The average energy consumption of CHs, relay nodes and cluster members in each rounds are shown in Figs. 1011 and 12. As we prefer to choose the relay nodes near the CHs rather than the ones near the sink node, the energy depletion for CHs cased by remote communication is avoid, whereas the selected relay nodes should consume more energy to forward data to the sink node due to a longer transmission distance. Compared the results in Figs. 10(a), 11(a) and 12(a) with the results in Figs. 10(b), 11(b) and 12(b), it can be seen that CHs and relay nodes consume more energy during each data gathering round in a denser nodes deployment with a farer base station (Case 2). The results in Figs. 10 and 11 indicate that the average energy consumption of EEOC is much lower at the cost of higher energy consumption of relay nodes compared with SEECH. Since CHs consume huge energy to collect data from its CMs, it is benifical to assign relay nodes near CHs to reduce inter-cluster energy consumption, avoiding untimely death of CHs. From Fig. 12, we can see that the average energy consumption of CMs in EEOC is approximately the same during the survival time compared with the energy consumption of CMs in SEECH. Combining the results shown in Figs. 7 891011 and 12, it can be seen that energy balancing among CHs makes a great contribution for prolonging the network lifetime.

6.3 Energy consumption in different regions of network

The EEOC protocol aims at balancing energy consumption among all nodes in the network.

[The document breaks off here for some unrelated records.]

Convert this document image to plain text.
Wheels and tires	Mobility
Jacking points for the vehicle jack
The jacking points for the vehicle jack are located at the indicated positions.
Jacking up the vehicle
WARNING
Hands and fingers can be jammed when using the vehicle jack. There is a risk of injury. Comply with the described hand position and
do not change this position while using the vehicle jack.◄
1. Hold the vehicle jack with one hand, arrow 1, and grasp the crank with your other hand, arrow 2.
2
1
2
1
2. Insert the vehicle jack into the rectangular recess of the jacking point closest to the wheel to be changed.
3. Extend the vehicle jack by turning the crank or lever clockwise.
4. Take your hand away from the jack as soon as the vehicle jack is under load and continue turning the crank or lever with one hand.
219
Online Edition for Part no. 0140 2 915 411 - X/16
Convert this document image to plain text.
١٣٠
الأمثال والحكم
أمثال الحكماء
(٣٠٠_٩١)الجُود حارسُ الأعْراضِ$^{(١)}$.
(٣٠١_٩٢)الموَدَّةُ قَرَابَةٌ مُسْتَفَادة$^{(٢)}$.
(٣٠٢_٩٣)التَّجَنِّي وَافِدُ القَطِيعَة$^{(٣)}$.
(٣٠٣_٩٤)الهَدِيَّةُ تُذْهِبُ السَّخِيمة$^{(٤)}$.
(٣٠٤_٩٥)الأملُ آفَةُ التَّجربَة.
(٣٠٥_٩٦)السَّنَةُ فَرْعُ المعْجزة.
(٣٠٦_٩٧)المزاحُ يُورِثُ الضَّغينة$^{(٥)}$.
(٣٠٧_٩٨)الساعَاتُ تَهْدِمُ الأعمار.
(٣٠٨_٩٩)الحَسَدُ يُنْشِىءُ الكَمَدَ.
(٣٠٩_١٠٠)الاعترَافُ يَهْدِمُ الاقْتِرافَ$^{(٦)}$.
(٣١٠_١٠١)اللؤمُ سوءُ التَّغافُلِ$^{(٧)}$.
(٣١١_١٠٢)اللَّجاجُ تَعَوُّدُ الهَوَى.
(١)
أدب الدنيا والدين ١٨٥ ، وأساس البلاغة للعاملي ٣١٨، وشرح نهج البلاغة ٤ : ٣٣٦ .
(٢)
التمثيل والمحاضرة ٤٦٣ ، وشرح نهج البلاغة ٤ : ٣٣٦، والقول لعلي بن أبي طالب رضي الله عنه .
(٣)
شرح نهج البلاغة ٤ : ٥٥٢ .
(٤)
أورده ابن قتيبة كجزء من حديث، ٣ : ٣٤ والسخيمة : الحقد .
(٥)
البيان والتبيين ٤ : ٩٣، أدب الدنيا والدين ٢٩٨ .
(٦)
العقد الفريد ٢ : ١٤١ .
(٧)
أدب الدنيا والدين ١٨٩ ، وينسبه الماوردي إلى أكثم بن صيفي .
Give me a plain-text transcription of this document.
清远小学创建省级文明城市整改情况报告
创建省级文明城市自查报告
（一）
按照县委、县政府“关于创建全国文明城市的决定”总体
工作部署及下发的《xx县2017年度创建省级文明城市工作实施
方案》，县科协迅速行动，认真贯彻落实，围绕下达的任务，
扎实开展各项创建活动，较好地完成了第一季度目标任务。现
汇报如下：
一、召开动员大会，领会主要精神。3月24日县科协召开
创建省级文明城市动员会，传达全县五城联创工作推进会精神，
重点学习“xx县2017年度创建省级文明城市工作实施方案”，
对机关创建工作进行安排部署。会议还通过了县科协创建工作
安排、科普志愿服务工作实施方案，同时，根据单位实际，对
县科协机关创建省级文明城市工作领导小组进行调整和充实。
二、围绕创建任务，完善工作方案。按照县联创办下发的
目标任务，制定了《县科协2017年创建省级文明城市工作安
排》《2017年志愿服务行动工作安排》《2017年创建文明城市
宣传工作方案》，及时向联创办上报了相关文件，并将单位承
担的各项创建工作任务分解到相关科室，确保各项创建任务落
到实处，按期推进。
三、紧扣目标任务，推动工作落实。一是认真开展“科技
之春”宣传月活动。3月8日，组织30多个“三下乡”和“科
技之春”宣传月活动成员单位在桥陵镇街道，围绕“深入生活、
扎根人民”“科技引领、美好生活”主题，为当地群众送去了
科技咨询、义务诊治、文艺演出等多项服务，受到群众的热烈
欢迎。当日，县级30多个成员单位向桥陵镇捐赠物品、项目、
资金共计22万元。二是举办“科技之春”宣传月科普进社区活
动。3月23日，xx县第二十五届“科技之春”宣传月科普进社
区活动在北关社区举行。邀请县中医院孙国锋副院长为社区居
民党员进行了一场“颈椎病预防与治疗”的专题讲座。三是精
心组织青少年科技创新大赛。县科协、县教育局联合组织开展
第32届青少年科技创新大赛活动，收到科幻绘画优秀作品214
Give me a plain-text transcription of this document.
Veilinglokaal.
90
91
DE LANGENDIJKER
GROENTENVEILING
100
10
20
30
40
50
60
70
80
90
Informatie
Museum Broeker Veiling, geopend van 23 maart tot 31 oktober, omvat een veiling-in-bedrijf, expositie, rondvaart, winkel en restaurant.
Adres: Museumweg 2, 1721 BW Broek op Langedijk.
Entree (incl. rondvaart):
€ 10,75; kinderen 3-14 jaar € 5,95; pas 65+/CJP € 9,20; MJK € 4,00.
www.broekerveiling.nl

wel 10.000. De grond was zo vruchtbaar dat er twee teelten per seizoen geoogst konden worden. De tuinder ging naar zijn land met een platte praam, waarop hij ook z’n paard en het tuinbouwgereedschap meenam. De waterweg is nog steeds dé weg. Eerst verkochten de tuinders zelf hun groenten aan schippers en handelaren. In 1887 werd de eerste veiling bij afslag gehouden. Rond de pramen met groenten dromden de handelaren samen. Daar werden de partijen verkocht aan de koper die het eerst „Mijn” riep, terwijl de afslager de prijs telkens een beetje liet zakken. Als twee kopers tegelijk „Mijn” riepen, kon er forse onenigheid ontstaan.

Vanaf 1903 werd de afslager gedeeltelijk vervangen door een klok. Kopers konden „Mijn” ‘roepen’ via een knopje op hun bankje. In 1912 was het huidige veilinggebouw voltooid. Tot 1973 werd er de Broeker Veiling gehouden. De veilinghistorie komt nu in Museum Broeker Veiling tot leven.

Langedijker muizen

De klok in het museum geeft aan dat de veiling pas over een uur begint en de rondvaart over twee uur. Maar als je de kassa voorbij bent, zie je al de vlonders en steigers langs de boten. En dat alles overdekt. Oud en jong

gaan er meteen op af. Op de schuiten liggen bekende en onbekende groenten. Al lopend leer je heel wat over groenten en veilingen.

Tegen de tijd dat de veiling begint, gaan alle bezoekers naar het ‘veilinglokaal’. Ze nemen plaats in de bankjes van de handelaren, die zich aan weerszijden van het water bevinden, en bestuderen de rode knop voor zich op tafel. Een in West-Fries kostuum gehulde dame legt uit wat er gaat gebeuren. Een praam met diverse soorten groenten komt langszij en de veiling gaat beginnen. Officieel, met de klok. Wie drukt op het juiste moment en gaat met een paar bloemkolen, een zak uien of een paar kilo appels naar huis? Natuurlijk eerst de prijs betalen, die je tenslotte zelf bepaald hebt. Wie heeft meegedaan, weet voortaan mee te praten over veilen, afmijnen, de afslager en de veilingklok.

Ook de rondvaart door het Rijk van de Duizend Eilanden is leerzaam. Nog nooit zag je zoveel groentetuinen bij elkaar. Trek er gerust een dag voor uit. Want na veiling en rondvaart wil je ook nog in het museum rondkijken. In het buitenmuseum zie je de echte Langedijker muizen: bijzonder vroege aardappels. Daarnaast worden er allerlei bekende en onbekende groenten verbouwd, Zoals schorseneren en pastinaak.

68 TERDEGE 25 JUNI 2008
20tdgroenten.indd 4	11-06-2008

The energy consumption rate of different regions in the network should be as synchronous as possible. We equally divide the network area into three regions (\(a_1\) region, \(a_2\) region and \(a_3\) region) as shown in Fig. 13, and investigate the average energy consumption in the three regions of the network with different protocols.

Fig. 13
figure 13

Different regions of the network

Simulation results in Figs. 1415 and 16 indicate that the EEOC protocol achieves best energy balancing performance in different region of the network under both simulation cases. Figure 14 shows the result of LEACH. Since the distance metric is not considered during the cluster-setup phase and CHs communicate with the sink directly, the average residual energy of each region reduces with the distance to the sink node. As shown in Fig. 15, SEECH achieves better performance than LEACH. It should be pointed out that the average residual energy in \(a_1\) region is the lowest, even though \(a_1\) region is closest to the sink node. The reason is that most of the relay nodes are selected near the sink node (in the \(a_1\) region) in SEECH. The energy consumption are well balanced in three regions by using the EEOC protocol, shown in Fig. 16. The excellent performance is achieved because of the proper distribution of relay nodes near CHs in the region between CHs and the sink node. Compared the results in Figs. 14(a), 15(a) and 16(a) with the results in Figs. 14(b), 15(b) and 16(b), it can be observed that the energy consumption can be more balanced when the sink node is closer to the monitoring area (Case 1).

Fig. 14
figure 14

Average residual energy in different areas in LEACH. a Case 1, b Case 2

Fig. 15
figure 15

Average residual energy in different areas in SEECH. a Case 1, b Case 2

Fig. 16
figure 16

Average residual energy in different areas in our protocol. a Case 1, b Case 2

7 Conclusion

Reducing and balancing energy consumption both can prolong the network lifetime, which should be considered simultaneously. An energy-efficient overlapping clustering protocol has been proposed for WSNs in this paper. Based on the overlapping cluster formation mechanism, the selected CHs are uniformly distributed, leading to low energy consumption during the intra-cluster communication phase. The proper high residual energy nodes in the overlapping areas are selected as relay nodes according to the distance metric, which can reduce energy consumption caused by long distance transmission between CHs and relay nodes, and hence balance energy consumption of the whole network. Simulation results show that the EEOC protocol can prolong the network lifetime better than LEACH protocol and SEECH protocol. Furthermore, it has been shown from simulations that EEOC achieves better energy-balancing quality than SEECH and LEACH.